NASA asked SSB to assess the extent to which the PPIRB report agreed with the 2018 SSB recommendations.  In a report earlier this year, the SSB found three areas of strategic commonality: establishing a new advisory process; clarifying legal and regulatory issues; and building the scientific and technical foundations of planetary protection policies for human missions to Mars.

The next formal step in the process to revise the international guidelines is for COSPAR to consider them.  That can be a lengthy process, however, and NASA is anxious to move forward.

NASA Administrator Jim Bridenstine: Photo credit: NASA/Bill Ingalls

Today, NASA Administrator Jim Bridenstine released two NASA Interim Directives (NIDs) that it will use while the international process plays out.

At a “Moon Dialogs” webinar sponsored by the Open Lunar Foundation, Secure World Foundation, the MIT Space Exploration Initiative, Arizona State University and For All Moonkind, Bridenstine stressed they are not “policy” directives, but “interim” directives that are “not set in stone.”

In fact, a key message from Bridenstine and other speakers was that the entire planetary protection paradigm will continue to change as more data is obtained about planets, moons, asteroids and comets to inform decisions about exactly what needs to be protected. Whatever guidelines emerge this time will be further revised in the future.

The NIDs will be considered by the newly created SSB Committee on Planetary Protection. Then COSPAR will review whatever the SSB forwards to its recently restructured Panel on Planetary Protection, which has a broadly-based international membership.

Lennard Fisk, President, Committee on Space Research (COSPAR). Credit: University of Michigan

Len Fisk, President of COSPAR, told in an interview that NASA has kept him apprised of its plans to issue the NIDs and looks forward to COSPAR’s opportunity to review them as the process unfolds. He added that reaching international agreement will be an ongoing process, with some more difficult decisions lying ahead, such as partitioning Mars into regions subject to different levels of protection as recommended by NASA’s PPIRB.

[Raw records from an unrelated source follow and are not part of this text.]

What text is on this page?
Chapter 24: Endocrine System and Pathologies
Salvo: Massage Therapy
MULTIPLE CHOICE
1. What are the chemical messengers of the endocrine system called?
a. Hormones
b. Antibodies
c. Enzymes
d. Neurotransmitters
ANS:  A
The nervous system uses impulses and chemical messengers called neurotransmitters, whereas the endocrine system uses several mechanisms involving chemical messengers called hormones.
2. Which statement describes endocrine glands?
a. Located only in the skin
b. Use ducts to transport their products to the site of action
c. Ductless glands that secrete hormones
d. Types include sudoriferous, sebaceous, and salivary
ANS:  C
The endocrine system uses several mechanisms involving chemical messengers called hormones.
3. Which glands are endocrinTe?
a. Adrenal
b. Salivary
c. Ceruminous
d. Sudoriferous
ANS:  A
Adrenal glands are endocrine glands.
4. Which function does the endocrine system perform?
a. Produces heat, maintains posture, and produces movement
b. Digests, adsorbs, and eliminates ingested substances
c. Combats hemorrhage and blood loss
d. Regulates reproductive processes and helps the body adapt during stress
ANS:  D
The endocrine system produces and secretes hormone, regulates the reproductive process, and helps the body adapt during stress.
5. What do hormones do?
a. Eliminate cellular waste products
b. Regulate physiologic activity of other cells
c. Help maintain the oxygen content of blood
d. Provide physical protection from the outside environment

Fisk is a former chairman of the SSB and former NASA Associate Administrator for Space Science and Applications.

Bridenstine acknowledged that more data is required about Mars before deciding which parts of the planet need what level of protection. Currently the entire planet is Category IV and also poses risks of back contamination.  NASA’s Mars Perseverance mission, scheduled for launch at the end of the month, will collect and store samples that will be returned to Earth by other spacecraft in 2031 if current schedules hold. The Mars NID covers any missions with NASA involvement, including commercial missions sponsored by NASA, joint missions in which NASA participates, and NASA support of non-NASA missions to the extent specified in related agreements.

As for the Moon, that NID separates the Moon into two areas.  After the discovery of water ice at the lunar poles, the Moon was elevated from Category I, which requires minimal planetary protection measures, to Category II. The lunar NID  reclassifies most of the surface as Category I.  Category II will apply only to the permanently shadowed areas at the poles where the water ice (and therefore possibly life) exists and the Apollo landing sites and other historical sites.

The NIDs do not apply to other countries or the private sector if their missions do not involve NASA.  Speaking on today’s panel, Mike Gold, NASA Acting Associate Administrator for International and Interagency Relations, said the NIDs will be a path forward for them. “We shouldn’t be asking the question of government or private sector, science or human spaceflight, these are not in conflict, they’re complimentary activities.”

Bridenstine vowed that NASA is trying to find a balance among the interests of the scientific, human exploration, and commercial communities.  “It is something we absolutely must work toward every single day.”